The first lesson  has to do with the transition period itself. Apart from its usefulness in facilitating the familiarisation with and preparation for government, the transition period was intended to account for the physical conditions of travel and related conveniences in the 18th and 19th centuries. But importantly, as we are now witnessing, it also provides the kind of space for elections dispute resolution that is not present in Guyana. In the USA, laws demand that electoral management bodies and courts immediately intervene and solve disputes at almost any point in the electoral process. 

For example, the 2002 Help America Vote Act requires states to establish and maintain uniform and nondiscriminatory systems to deal with any person who believes that there has been a violation of any provision of the Act ‘including a violation which has occurred, is occurring, or is about to occur’ in a timely manner. Most states have such mechanisms in the form of local election boards that do the actual day to day elections management work. Pennsylvania, a state of 12.8 million and 20 Electoral College votes that finally took Joe Biden  to the 270 Electoral College votes he needed to win the 2020 election, has County Boards of Elections with the authority ‘To investigate election frauds, irregularities and violations of this act (Pennsylvania Election Code), and to report all suspicious circumstances to the district attorney.’

GECOM claims that it has no such authority and usually hands the government to a winner that has a motive and the machinery to try and stymie a legal process that could drive it from office. Just imagine the turmoil that could have resulted if Trump’s claims of electoral manipulation were allowed to gain traction by being the subject of years-long litigation. The Westminster-type elections petition may be appropriate in a context where election challenges are about individual constituencies and will only very rarely result in the entire government being driven from office.  For this and the other reasons outlined above, formally structured US transition-type arrangements appear more appropriate for presidential systems.  Lesson two has to do with the structure of the electoral machinery. For many the major problem is that the manager of Guyana’s elections – GECOM – is in the hands of the very politicians whom it must serve, and there is accordingly a view that it should be reformed to at least include more independent members. I have argued before that there is nothing fundamentally wrong with the management structure of GECOM (Future Notes, SN: 17/07/2019). Furthermore, it is almost impossible for the major stakeholders i.e., the major political parties, to agree upon one ‘neutral’ chairperson much less to agree upon six such neutral persons and/or the method by which a board consisting of such persons will be established. The usual recommendation of the need for an independent elections management authority by the international community either fails to grasp the extremely divisive ethnic nature of Guyana and the perception of the cost associated with losing elections or has a diluted notion of neutrality, i.e. one that is uncircumscribed by political association.
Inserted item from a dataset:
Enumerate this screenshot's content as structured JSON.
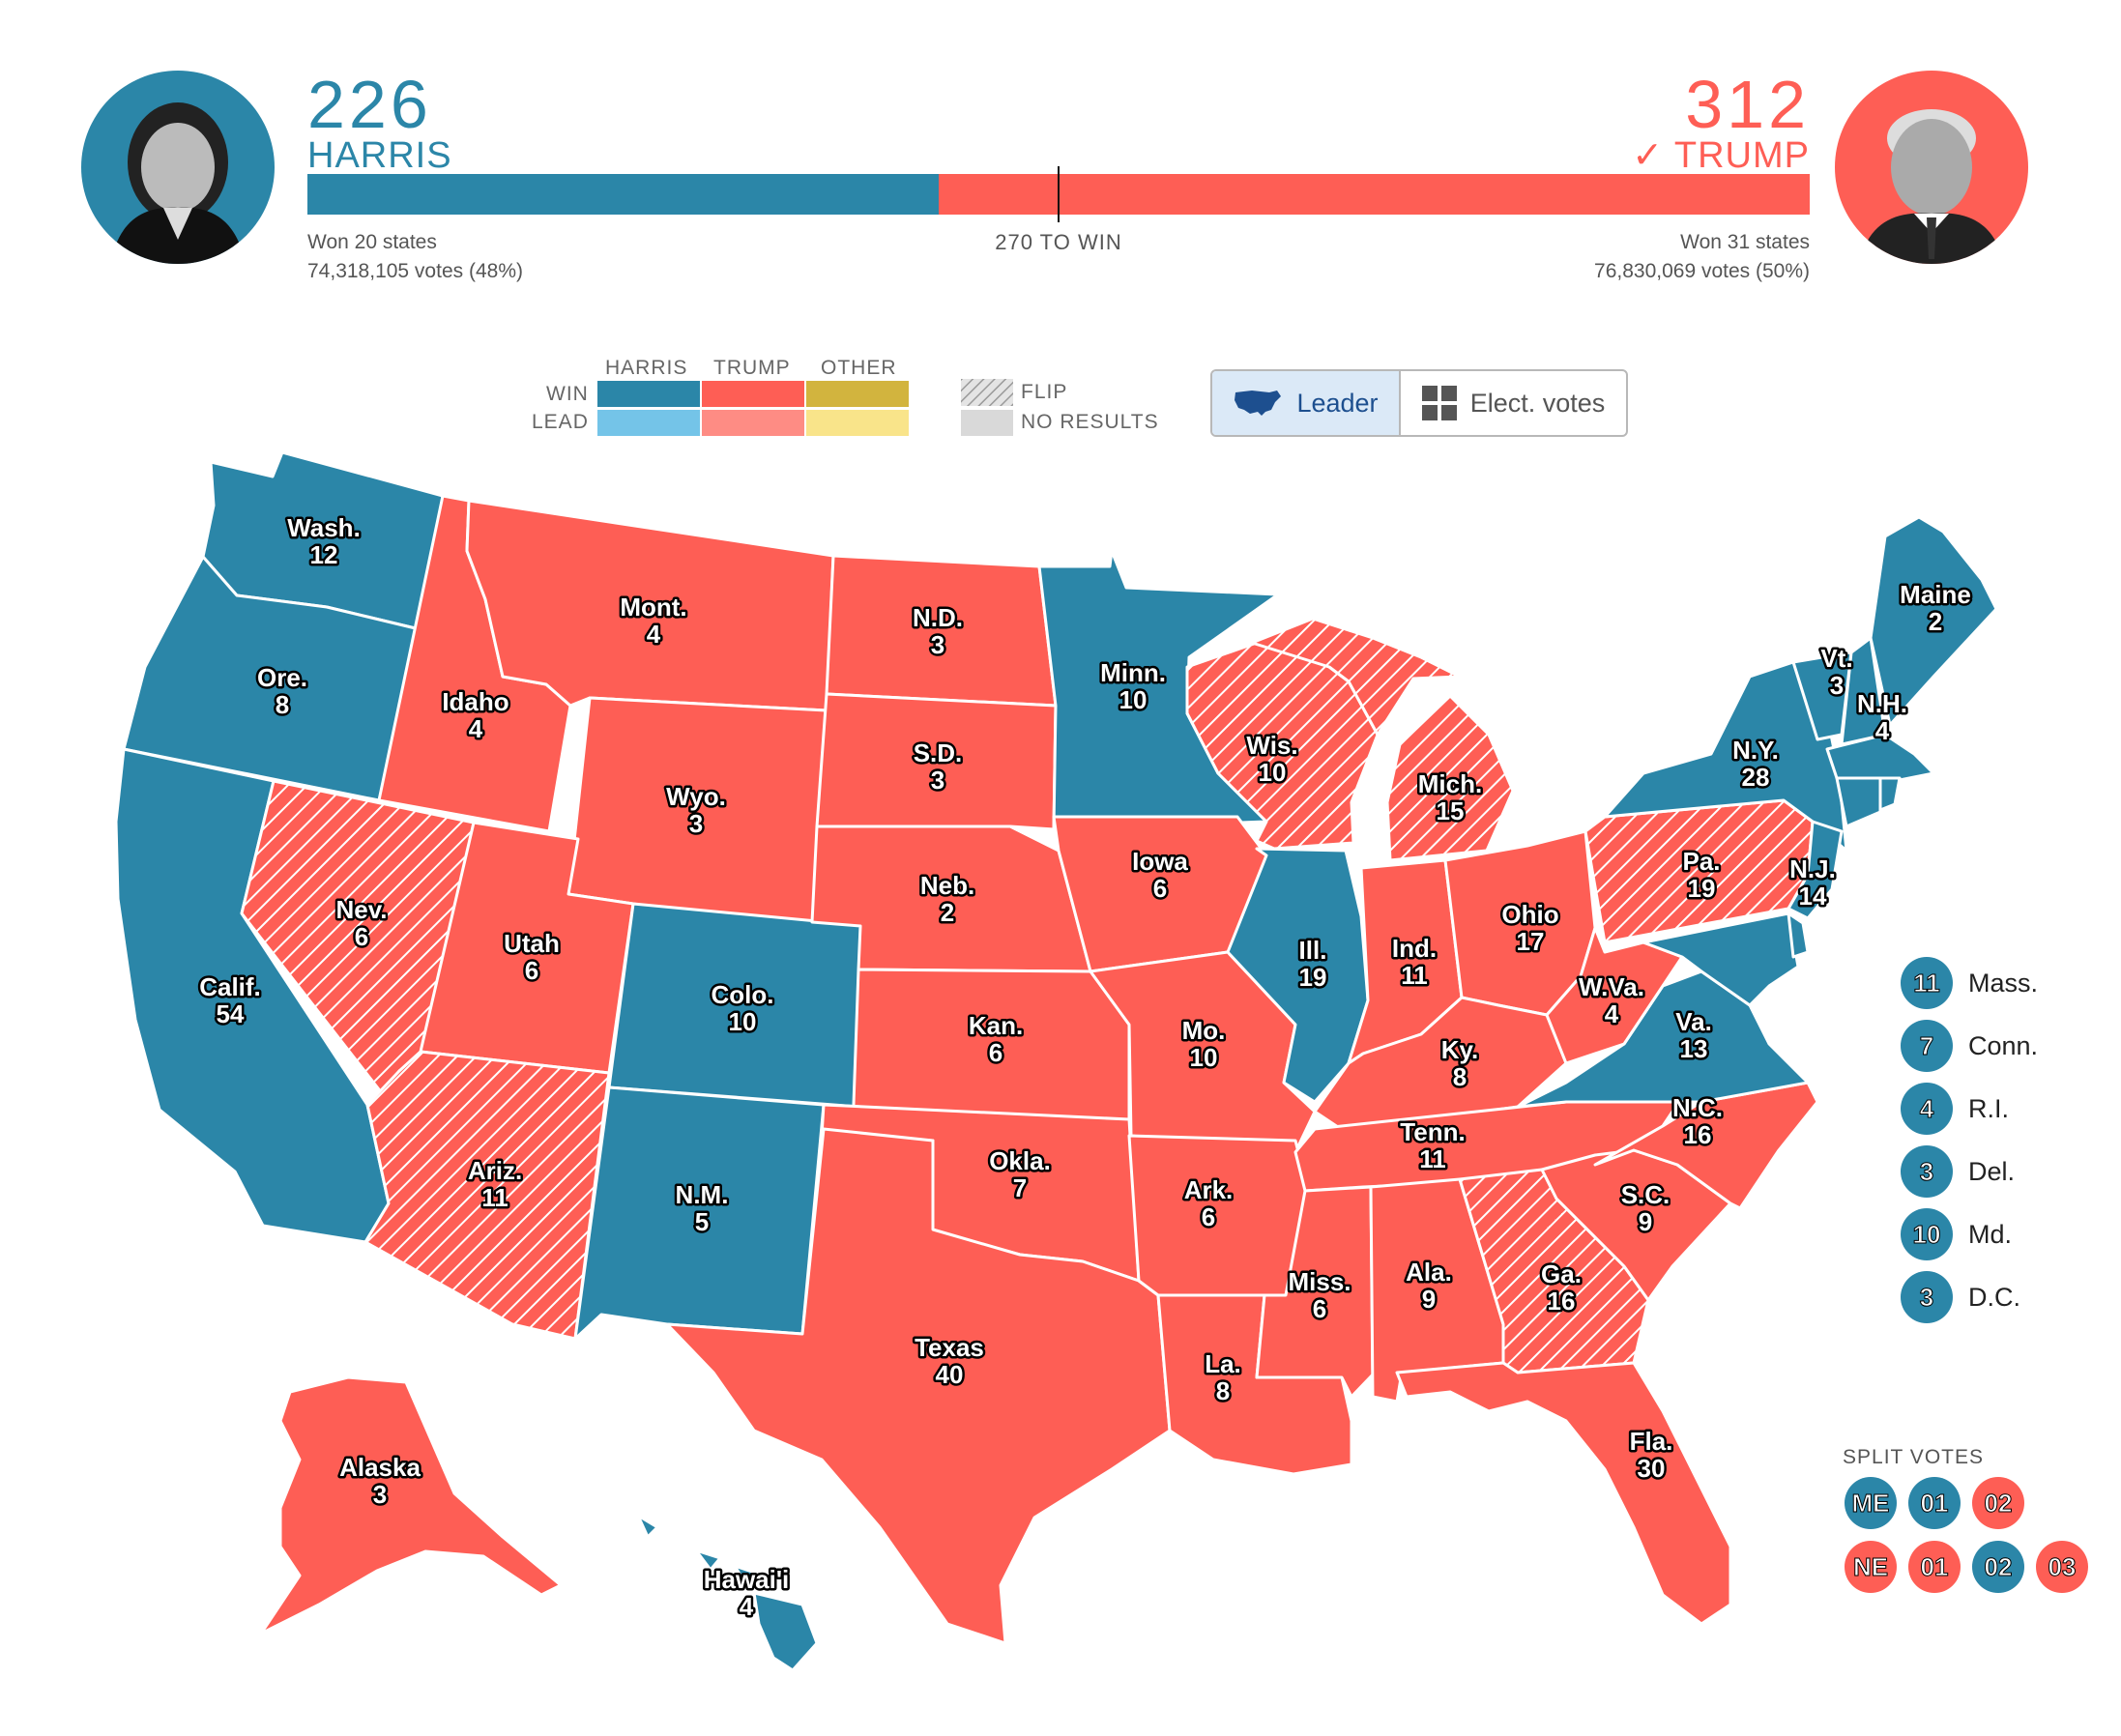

Philadelphia has a population of 1.5 million and is the most populous city  in Pennsylvania. It has a three-member bipartisan elections commission – two Democrats and one Republican – that serves a four-year term that coincides with mayoral and city council elections and voter registration. This partisan arrangement is not unusual in the US, yet all the bluster of Donald Trump about elections being manipulated in Pennsylvania and elsewhere has not found any traction with those in control of elections management; not only because the claims are false but also because their baselessness is dealt with promptly.   
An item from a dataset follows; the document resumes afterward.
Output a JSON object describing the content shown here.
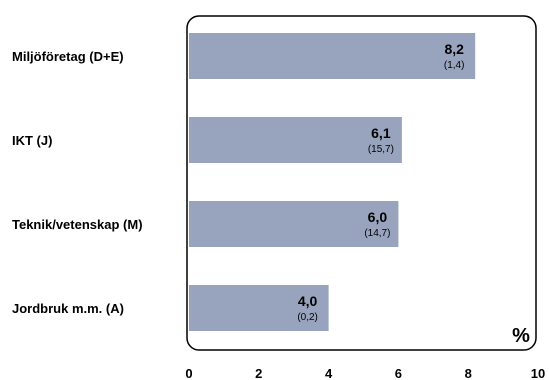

The political nature of Guyana that encourages ethnic entrepreneurship and thus increases the perception of the cost of losing, by the population and their various ethnic representatives, is the main problem that has to be dealt with by a different governance mechanism. However, political tension can presently be reduced if governments can be perceived as operating more equitably and  within an electoral process that is fair and does not allow claims of electoral fraud to fester. Here, a transition period and legal electoral arrangements such as exist in the US could be of enormous assistance.